总之,我是这样的状态,眯这眼睛仰望天空。数二的时候,我开始撕答题卡,走向和我一样孤独的垃圾桶,随手将废纸塞进垃圾桶,尽管它早已不负重堪。不经意间,看到了对面的光荣榜,可恶,我以最快的速度经过那。数三的时候,我走到第一棵树前,那里光秃秃的,又是光亮的,它并不丑陋,因为它是真的承认自己的丑陋。我用手抚摩着干裂的树皮,想起了她眼中些许不易察觉的失望。
我实在有愧于她倾注的关爱,有时甚至幼稚地希望这种关爱永远停止。。。。数四地时候,我走过了第二棵树,我意识到自己在步行,在以一种很原始的方式移动着,并且在不断地叹气。因为走路是件苦差事,踩在苔鲜上,有时候甚至发生吱吱的响声,我似乎能感觉到蚂蚁被推毁的痛苦。

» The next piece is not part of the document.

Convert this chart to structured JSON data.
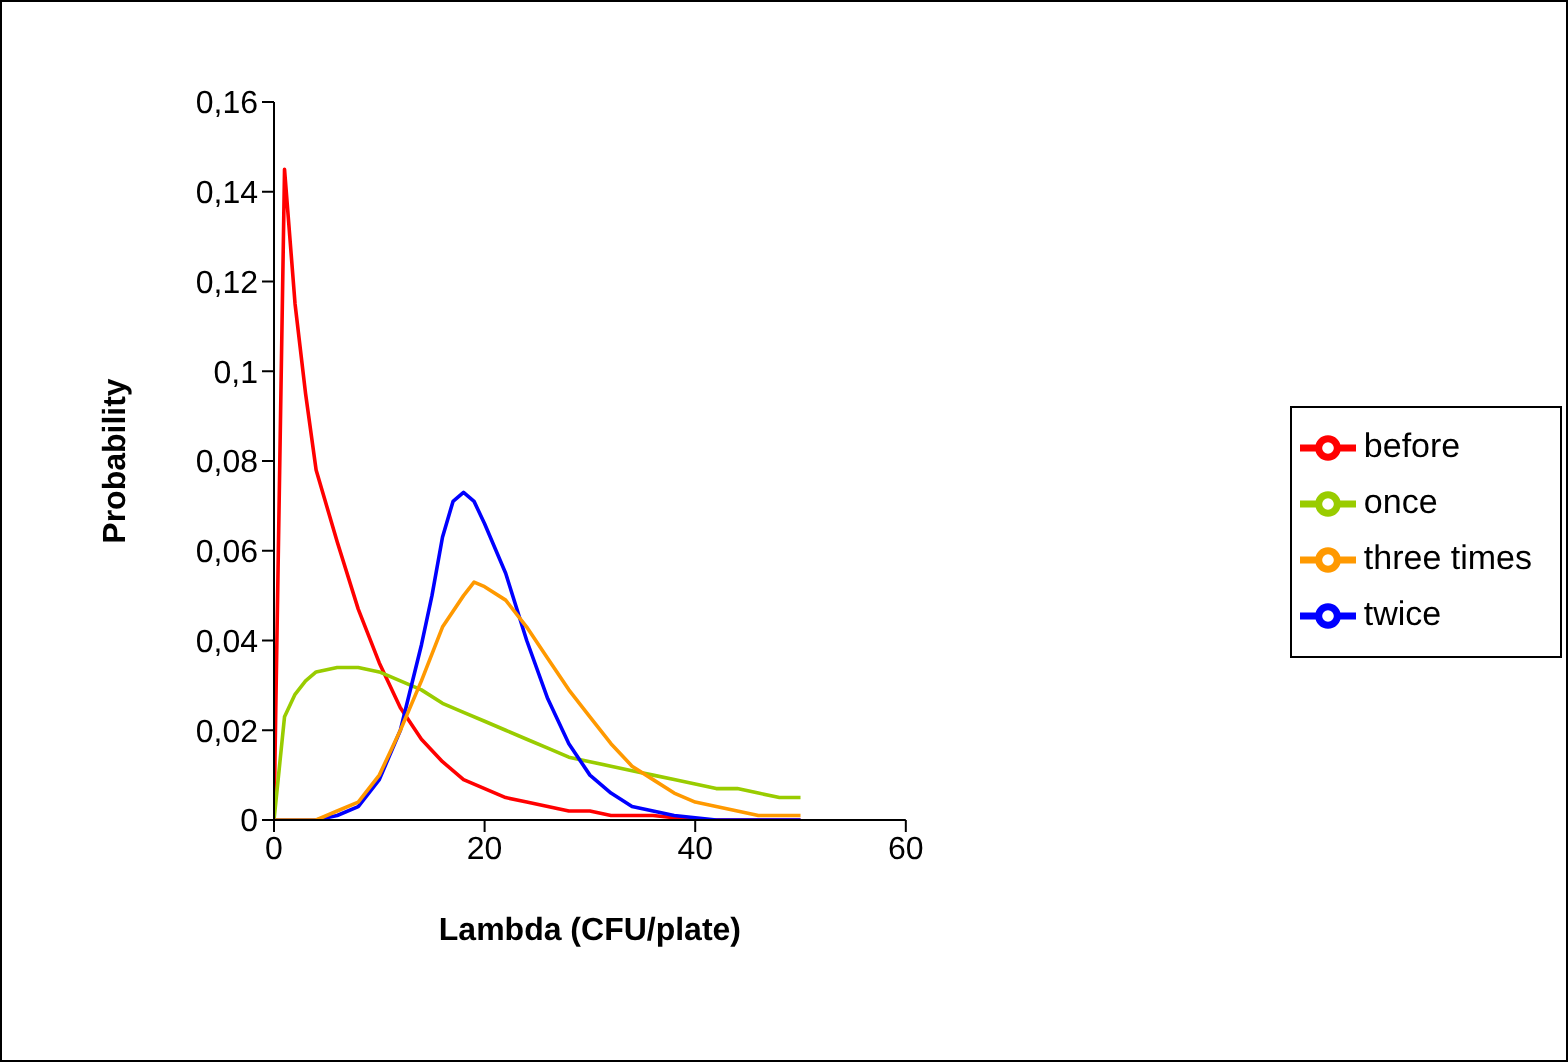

自己在慢慢被意识摧毁,但是沿着便道牙子走,总有种想走完它的冲动。其实走上面很难掌握平衡,常常左右摇摆。我明白,这也许是质量使然,但很有可能是顽固。数五的时候,我走过了一个树坑,里面什么也没有。我开始迷路。想着自己踮着脚尖走过的路,踢正步走过的路,都简单得只是在走路,可是有的人却把走路看得如此复杂,譬如我,譬如那些还处于萌芽状态的“未来者”,譬如已经归田数载的老者们,他们走路的时间不是太不长就是太过长,一个高估了自己,另一个也高估了自己,我不得不说,学业也如此。数六的时候,我打开walkman,放的是《命运》进行曲,我不愿意再去试图窥探beethoven被剥夺聆听权利时最初的心境,但可以领悟他生命中非凡的意义,那就是挫折后的奋起,重创之后的屹立。继儿,我又想到了张学友,据说他出道之前还不懂五线谱。但他还是成为歌坛中一颗璀璨的明星。
数七的时候,望见了地上有个可乐罐,我用最大的力气把它踢飞,随着可乐罐的飞向,我看到前面有个人向我走来,是他?罐子从他脸边飞过,我的心“咯噔”了一下。他笑着说:“脚法不错嘛。”我强挤出一丝笑容,以示歉意。要是打在脸上那才叫爽,我坏坏地想数八的时候,我开始往回走,不想面对这张虚伪的脸。但我不得不承认他的优秀,或许他示我的坐标。数九的时候,我不得不考虑自己的真实性。数十的时候,发现自己的梦想并不浪漫,只是喜欢走路。我知道我必须安于这种平凡而琐碎的生活,耐得住寂寞。继续跋涉。